Ce n’est pas une question de taille mais dès que le marché devient plus large et plus accessible, il va attirer plus de monde et créer de la valeur.
En plus, les grandes entreprises vont produire de l’effet volume qui va réduire les coûts de logistiques dont vont bénéficier les petites entreprises quelle que soit leur taille.
Toute est question de vision, de volonté, d’organisation et de déploiement structuré
A contrario, la Zlefac offre-t-elle les mêmes opportunités aux pays signataires et à des degrés d’industrialisation différenciés ?
Difficile d’avoir une égalité dans un accord de cette nature parce que les différents pays ont des situations différentes, mais ce qui est certain c’est que pour que la ZLECAF soit opérationnelle, il faut qu’il y ait des produits échangés.
Donc les pays qui ont le plus de produits à vendre seront les premiers à bénéficier de cette dynamique notamment les pays les plus industrialisés.
Mais progressivement les pays les moins industrialisés trouveront un potentiel important à transformer leurs produits et à créer une industrie car ils ont en face un marché large.

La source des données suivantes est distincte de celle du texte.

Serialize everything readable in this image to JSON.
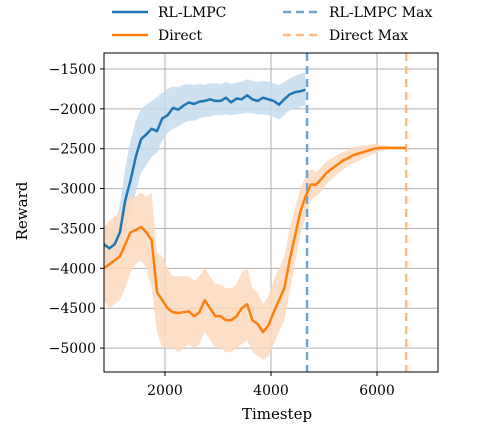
{
  "chart_data": {
    "type": "line",
    "title": "",
    "xlabel": "Timestep",
    "ylabel": "Reward",
    "xlim": [
      850,
      7150
    ],
    "ylim": [
      -5300,
      -1300
    ],
    "x_ticks": [
      2000,
      4000,
      6000
    ],
    "y_ticks": [
      -1500,
      -2000,
      -2500,
      -3000,
      -3500,
      -4000,
      -4500,
      -5000
    ],
    "grid": true,
    "legend": {
      "placement": "top, outside the axes, two columns",
      "entries": [
        "RL-LMPC",
        "Direct",
        "RL-LMPC Max",
        "Direct Max"
      ]
    },
    "series": [
      {
        "name": "RL-LMPC",
        "color": "#1f77b4",
        "band_color": "#c4dcee",
        "x": [
          850,
          950,
          1050,
          1150,
          1250,
          1350,
          1450,
          1550,
          1650,
          1750,
          1850,
          1950,
          2050,
          2150,
          2250,
          2350,
          2450,
          2550,
          2650,
          2750,
          2850,
          2950,
          3050,
          3150,
          3250,
          3350,
          3450,
          3550,
          3650,
          3750,
          3850,
          3950,
          4050,
          4150,
          4250,
          4350,
          4450,
          4550,
          4650
        ],
        "y": [
          -3700,
          -3750,
          -3700,
          -3550,
          -3150,
          -2900,
          -2600,
          -2380,
          -2320,
          -2250,
          -2280,
          -2120,
          -2080,
          -1990,
          -2010,
          -1960,
          -1920,
          -1940,
          -1910,
          -1900,
          -1880,
          -1900,
          -1900,
          -1860,
          -1920,
          -1870,
          -1880,
          -1830,
          -1880,
          -1900,
          -1860,
          -1880,
          -1900,
          -1950,
          -1880,
          -1820,
          -1790,
          -1780,
          -1760
        ],
        "lower": [
          -3950,
          -4000,
          -3900,
          -3800,
          -3500,
          -3300,
          -3050,
          -2800,
          -2700,
          -2600,
          -2550,
          -2400,
          -2300,
          -2250,
          -2220,
          -2180,
          -2150,
          -2150,
          -2120,
          -2100,
          -2100,
          -2080,
          -2080,
          -2070,
          -2080,
          -2070,
          -2060,
          -2050,
          -2060,
          -2070,
          -2070,
          -2080,
          -2100,
          -2130,
          -2080,
          -2020,
          -2000,
          -1980,
          -1950
        ],
        "upper": [
          -3450,
          -3500,
          -3450,
          -3200,
          -2750,
          -2400,
          -2150,
          -2000,
          -1950,
          -1900,
          -1850,
          -1800,
          -1750,
          -1720,
          -1730,
          -1700,
          -1690,
          -1700,
          -1690,
          -1700,
          -1680,
          -1680,
          -1690,
          -1660,
          -1690,
          -1670,
          -1660,
          -1630,
          -1650,
          -1660,
          -1650,
          -1660,
          -1680,
          -1700,
          -1660,
          -1620,
          -1590,
          -1560,
          -1540
        ]
      },
      {
        "name": "Direct",
        "color": "#ff7f0e",
        "band_color": "#fdd9bd",
        "x": [
          850,
          950,
          1050,
          1150,
          1250,
          1350,
          1450,
          1550,
          1650,
          1750,
          1850,
          1950,
          2050,
          2150,
          2250,
          2350,
          2450,
          2550,
          2650,
          2750,
          2850,
          2950,
          3050,
          3150,
          3250,
          3350,
          3450,
          3550,
          3650,
          3750,
          3850,
          3950,
          4050,
          4150,
          4250,
          4350,
          4450,
          4550,
          4650,
          4750,
          4850,
          4950,
          5050,
          5150,
          5250,
          5350,
          5450,
          5550,
          5650,
          5750,
          5850,
          5950,
          6050,
          6150,
          6250,
          6350,
          6450,
          6550
        ],
        "y": [
          -4000,
          -3950,
          -3900,
          -3850,
          -3700,
          -3550,
          -3520,
          -3480,
          -3550,
          -3650,
          -4300,
          -4400,
          -4500,
          -4550,
          -4560,
          -4550,
          -4540,
          -4600,
          -4550,
          -4400,
          -4500,
          -4600,
          -4600,
          -4650,
          -4650,
          -4600,
          -4500,
          -4450,
          -4650,
          -4700,
          -4800,
          -4720,
          -4550,
          -4400,
          -4250,
          -3900,
          -3600,
          -3300,
          -3100,
          -2950,
          -2950,
          -2880,
          -2800,
          -2750,
          -2700,
          -2650,
          -2620,
          -2580,
          -2560,
          -2540,
          -2520,
          -2500,
          -2490,
          -2490,
          -2490,
          -2490,
          -2490,
          -2490
        ],
        "lower": [
          -4400,
          -4500,
          -4450,
          -4400,
          -4250,
          -4050,
          -3950,
          -3900,
          -4000,
          -4250,
          -4800,
          -5000,
          -5000,
          -5000,
          -5050,
          -5000,
          -4950,
          -5000,
          -4950,
          -4800,
          -4900,
          -5000,
          -5000,
          -5050,
          -5050,
          -5000,
          -4950,
          -4900,
          -5050,
          -5100,
          -5150,
          -5100,
          -4950,
          -4800,
          -4650,
          -4300,
          -3950,
          -3600,
          -3350,
          -3150,
          -3100,
          -3030,
          -2940,
          -2880,
          -2820,
          -2760,
          -2720,
          -2680,
          -2650,
          -2620,
          -2590,
          -2560,
          -2530,
          -2520,
          -2510,
          -2505,
          -2500,
          -2500
        ],
        "upper": [
          -3500,
          -3400,
          -3350,
          -3300,
          -3200,
          -3100,
          -3100,
          -3050,
          -3100,
          -3050,
          -3800,
          -3850,
          -4000,
          -4100,
          -4100,
          -4100,
          -4100,
          -4150,
          -4100,
          -4000,
          -4100,
          -4200,
          -4200,
          -4250,
          -4250,
          -4200,
          -4050,
          -4000,
          -4250,
          -4300,
          -4450,
          -4350,
          -4150,
          -4000,
          -3850,
          -3500,
          -3250,
          -3000,
          -2850,
          -2750,
          -2800,
          -2730,
          -2660,
          -2620,
          -2580,
          -2540,
          -2520,
          -2480,
          -2470,
          -2460,
          -2450,
          -2440,
          -2450,
          -2460,
          -2470,
          -2475,
          -2480,
          -2480
        ]
      }
    ],
    "vertical_lines": [
      {
        "name": "RL-LMPC Max",
        "x": 4680,
        "color": "#6fa6cf"
      },
      {
        "name": "Direct Max",
        "x": 6550,
        "color": "#ffb97a"
      }
    ]
  }
}
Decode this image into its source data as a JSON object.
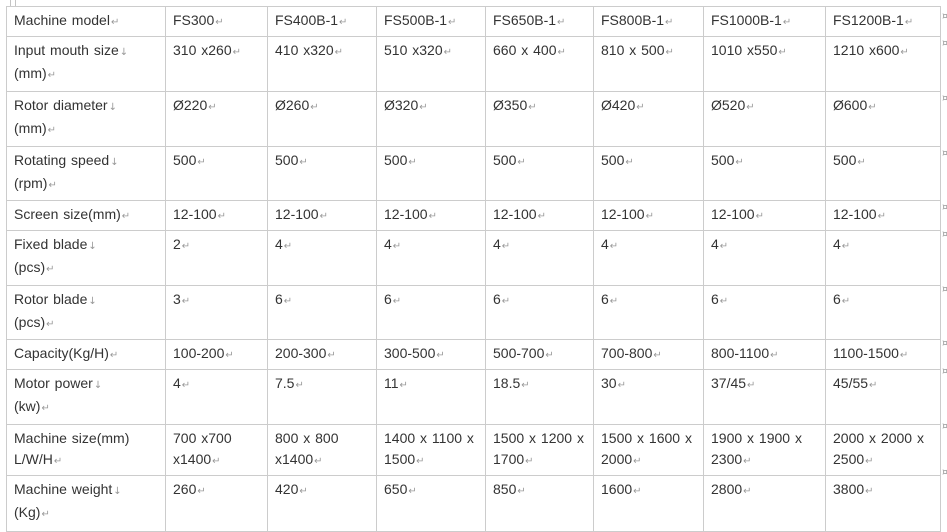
{
  "theme": {
    "page_background": "#ffffff",
    "border_color": "#cccccc",
    "text_color": "#333333",
    "mark_color": "#999999"
  },
  "marks": {
    "line_break": "↓",
    "paragraph": "↵",
    "row_end": "¤"
  },
  "table": {
    "rows": [
      {
        "id": "machine-model",
        "cells": [
          {
            "lines": [
              {
                "text": "Machine model",
                "mark": "↵"
              }
            ]
          },
          {
            "lines": [
              {
                "text": "FS300",
                "mark": "↵"
              }
            ]
          },
          {
            "lines": [
              {
                "text": "FS400B-1",
                "mark": "↵"
              }
            ]
          },
          {
            "lines": [
              {
                "text": "FS500B-1",
                "mark": "↵"
              }
            ]
          },
          {
            "lines": [
              {
                "text": "FS650B-1",
                "mark": "↵"
              }
            ]
          },
          {
            "lines": [
              {
                "text": "FS800B-1",
                "mark": "↵"
              }
            ]
          },
          {
            "lines": [
              {
                "text": "FS1000B-1",
                "mark": "↵"
              }
            ]
          },
          {
            "lines": [
              {
                "text": "FS1200B-1",
                "mark": "↵"
              }
            ]
          }
        ]
      },
      {
        "id": "input-mouth-size",
        "cells": [
          {
            "lines": [
              {
                "text": "Input mouth size",
                "mark": "↓"
              },
              {
                "text": "(mm)",
                "mark": "↵"
              }
            ]
          },
          {
            "lines": [
              {
                "text": "310 x260",
                "mark": "↵"
              }
            ]
          },
          {
            "lines": [
              {
                "text": "410 x320",
                "mark": "↵"
              }
            ]
          },
          {
            "lines": [
              {
                "text": "510 x320",
                "mark": "↵"
              }
            ]
          },
          {
            "lines": [
              {
                "text": "660 x 400",
                "mark": "↵"
              }
            ]
          },
          {
            "lines": [
              {
                "text": "810 x 500",
                "mark": "↵"
              }
            ]
          },
          {
            "lines": [
              {
                "text": "1010 x550",
                "mark": "↵"
              }
            ]
          },
          {
            "lines": [
              {
                "text": "1210 x600",
                "mark": "↵"
              }
            ]
          }
        ]
      },
      {
        "id": "rotor-diameter",
        "cells": [
          {
            "lines": [
              {
                "text": "Rotor diameter",
                "mark": "↓"
              },
              {
                "text": "(mm)",
                "mark": "↵"
              }
            ]
          },
          {
            "lines": [
              {
                "text": "Ø220",
                "mark": "↵"
              }
            ]
          },
          {
            "lines": [
              {
                "text": "Ø260",
                "mark": "↵"
              }
            ]
          },
          {
            "lines": [
              {
                "text": "Ø320",
                "mark": "↵"
              }
            ]
          },
          {
            "lines": [
              {
                "text": "Ø350",
                "mark": "↵"
              }
            ]
          },
          {
            "lines": [
              {
                "text": "Ø420",
                "mark": "↵"
              }
            ]
          },
          {
            "lines": [
              {
                "text": "Ø520",
                "mark": "↵"
              }
            ]
          },
          {
            "lines": [
              {
                "text": "Ø600",
                "mark": "↵"
              }
            ]
          }
        ]
      },
      {
        "id": "rotating-speed",
        "cells": [
          {
            "lines": [
              {
                "text": "Rotating speed",
                "mark": "↓"
              },
              {
                "text": "(rpm)",
                "mark": "↵"
              }
            ]
          },
          {
            "lines": [
              {
                "text": "500",
                "mark": "↵"
              }
            ]
          },
          {
            "lines": [
              {
                "text": "500",
                "mark": "↵"
              }
            ]
          },
          {
            "lines": [
              {
                "text": "500",
                "mark": "↵"
              }
            ]
          },
          {
            "lines": [
              {
                "text": "500",
                "mark": "↵"
              }
            ]
          },
          {
            "lines": [
              {
                "text": "500",
                "mark": "↵"
              }
            ]
          },
          {
            "lines": [
              {
                "text": "500",
                "mark": "↵"
              }
            ]
          },
          {
            "lines": [
              {
                "text": "500",
                "mark": "↵"
              }
            ]
          }
        ]
      },
      {
        "id": "screen-size",
        "cells": [
          {
            "lines": [
              {
                "text": "Screen size(mm)",
                "mark": "↵"
              }
            ]
          },
          {
            "lines": [
              {
                "text": "12-100",
                "mark": "↵"
              }
            ]
          },
          {
            "lines": [
              {
                "text": "12-100",
                "mark": "↵"
              }
            ]
          },
          {
            "lines": [
              {
                "text": "12-100",
                "mark": "↵"
              }
            ]
          },
          {
            "lines": [
              {
                "text": "12-100",
                "mark": "↵"
              }
            ]
          },
          {
            "lines": [
              {
                "text": "12-100",
                "mark": "↵"
              }
            ]
          },
          {
            "lines": [
              {
                "text": "12-100",
                "mark": "↵"
              }
            ]
          },
          {
            "lines": [
              {
                "text": "12-100",
                "mark": "↵"
              }
            ]
          }
        ]
      },
      {
        "id": "fixed-blade",
        "cells": [
          {
            "lines": [
              {
                "text": "Fixed blade",
                "mark": "↓"
              },
              {
                "text": "(pcs)",
                "mark": "↵"
              }
            ]
          },
          {
            "lines": [
              {
                "text": "2",
                "mark": "↵"
              }
            ]
          },
          {
            "lines": [
              {
                "text": "4",
                "mark": "↵"
              }
            ]
          },
          {
            "lines": [
              {
                "text": "4",
                "mark": "↵"
              }
            ]
          },
          {
            "lines": [
              {
                "text": "4",
                "mark": "↵"
              }
            ]
          },
          {
            "lines": [
              {
                "text": "4",
                "mark": "↵"
              }
            ]
          },
          {
            "lines": [
              {
                "text": "4",
                "mark": "↵"
              }
            ]
          },
          {
            "lines": [
              {
                "text": "4",
                "mark": "↵"
              }
            ]
          }
        ]
      },
      {
        "id": "rotor-blade",
        "cells": [
          {
            "lines": [
              {
                "text": "Rotor blade",
                "mark": "↓"
              },
              {
                "text": "(pcs)",
                "mark": "↵"
              }
            ]
          },
          {
            "lines": [
              {
                "text": "3",
                "mark": "↵"
              }
            ]
          },
          {
            "lines": [
              {
                "text": "6",
                "mark": "↵"
              }
            ]
          },
          {
            "lines": [
              {
                "text": "6",
                "mark": "↵"
              }
            ]
          },
          {
            "lines": [
              {
                "text": "6",
                "mark": "↵"
              }
            ]
          },
          {
            "lines": [
              {
                "text": "6",
                "mark": "↵"
              }
            ]
          },
          {
            "lines": [
              {
                "text": "6",
                "mark": "↵"
              }
            ]
          },
          {
            "lines": [
              {
                "text": "6",
                "mark": "↵"
              }
            ]
          }
        ]
      },
      {
        "id": "capacity",
        "cells": [
          {
            "lines": [
              {
                "text": "Capacity(Kg/H)",
                "mark": "↵"
              }
            ]
          },
          {
            "lines": [
              {
                "text": "100-200",
                "mark": "↵"
              }
            ]
          },
          {
            "lines": [
              {
                "text": "200-300",
                "mark": "↵"
              }
            ]
          },
          {
            "lines": [
              {
                "text": "300-500",
                "mark": "↵"
              }
            ]
          },
          {
            "lines": [
              {
                "text": "500-700",
                "mark": "↵"
              }
            ]
          },
          {
            "lines": [
              {
                "text": "700-800",
                "mark": "↵"
              }
            ]
          },
          {
            "lines": [
              {
                "text": "800-1100",
                "mark": "↵"
              }
            ]
          },
          {
            "lines": [
              {
                "text": "1100-1500",
                "mark": "↵"
              }
            ]
          }
        ]
      },
      {
        "id": "motor-power",
        "cells": [
          {
            "lines": [
              {
                "text": "Motor power",
                "mark": "↓"
              },
              {
                "text": "(kw)",
                "mark": "↵"
              }
            ]
          },
          {
            "lines": [
              {
                "text": "4",
                "mark": "↵"
              }
            ]
          },
          {
            "lines": [
              {
                "text": "7.5",
                "mark": "↵"
              }
            ]
          },
          {
            "lines": [
              {
                "text": "11",
                "mark": "↵"
              }
            ]
          },
          {
            "lines": [
              {
                "text": "18.5",
                "mark": "↵"
              }
            ]
          },
          {
            "lines": [
              {
                "text": "30",
                "mark": "↵"
              }
            ]
          },
          {
            "lines": [
              {
                "text": "37/45",
                "mark": "↵"
              }
            ]
          },
          {
            "lines": [
              {
                "text": "45/55",
                "mark": "↵"
              }
            ]
          }
        ]
      },
      {
        "id": "machine-size",
        "cells": [
          {
            "lines": [
              {
                "text": "Machine size(mm) L/W/H",
                "mark": "↵"
              }
            ]
          },
          {
            "lines": [
              {
                "text": "700 x700 x1400",
                "mark": "↵"
              }
            ]
          },
          {
            "lines": [
              {
                "text": "800 x 800 x1400",
                "mark": "↵"
              }
            ]
          },
          {
            "lines": [
              {
                "text": "1400 x 1100 x 1500",
                "mark": "↵"
              }
            ]
          },
          {
            "lines": [
              {
                "text": "1500 x 1200 x 1700",
                "mark": "↵"
              }
            ]
          },
          {
            "lines": [
              {
                "text": "1500 x 1600 x 2000",
                "mark": "↵"
              }
            ]
          },
          {
            "lines": [
              {
                "text": "1900 x 1900 x 2300",
                "mark": "↵"
              }
            ]
          },
          {
            "lines": [
              {
                "text": "2000 x 2000 x 2500",
                "mark": "↵"
              }
            ]
          }
        ]
      },
      {
        "id": "machine-weight",
        "cells": [
          {
            "lines": [
              {
                "text": "Machine weight",
                "mark": "↓"
              },
              {
                "text": "(Kg)",
                "mark": "↵"
              }
            ]
          },
          {
            "lines": [
              {
                "text": "260",
                "mark": "↵"
              }
            ]
          },
          {
            "lines": [
              {
                "text": "420",
                "mark": "↵"
              }
            ]
          },
          {
            "lines": [
              {
                "text": "650",
                "mark": "↵"
              }
            ]
          },
          {
            "lines": [
              {
                "text": "850",
                "mark": "↵"
              }
            ]
          },
          {
            "lines": [
              {
                "text": "1600",
                "mark": "↵"
              }
            ]
          },
          {
            "lines": [
              {
                "text": "2800",
                "mark": "↵"
              }
            ]
          },
          {
            "lines": [
              {
                "text": "3800",
                "mark": "↵"
              }
            ]
          }
        ]
      }
    ]
  }
}
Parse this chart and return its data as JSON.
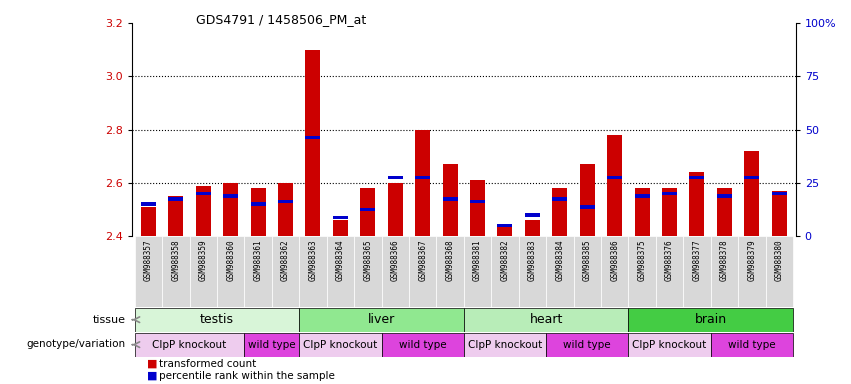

Donc on aura progressivement un développement de l’industrialisation dans différents pays du continent, pour atteindre l’objectif de transformation du continent.
En votre qualité du Président de la Commission Afrique au sein de la CGEM, quelles sont les actions à mener par l’organisation patronale pour mieux vulgariser et informer des opportunités qu’offre la Zlecaf ?
Un premier travail a été fait dans le cadre de la concertation menée depuis deux ans en préparation du lancement de la Zlecaf, et un deuxième travail est en préparation en partenariat avec l’Asmex pour faire de la communication et de la formation dans les différentes régions du Maroc.
Mais cela se fera au fur et à mesure que nous avançons progressivement dans l’élaboration d’une offre marocaine. Il faut laisser le temps à la structuration de la démarche et de l’offre Maroc par le ministère du commerce.
Un label de l’offre Maroc en projet ?
Aujourd’hui, dans le cadre de la Zlecaf le « Made in Morocco » et le « Made with Morocco » revêtent une grande importance. De même que le made in Africa, with Africa et by Africa faisant respectivement référence au renforcement de la production en Afrique, à la construction d’une plus grande chaîne de valeur régionale faisant partie de la chaîne mondiale de valeur, et aussi pour dire que toute cette dynamique doit se faire avec des Africains et non pas qu’avec d’autres pays d’autres continents.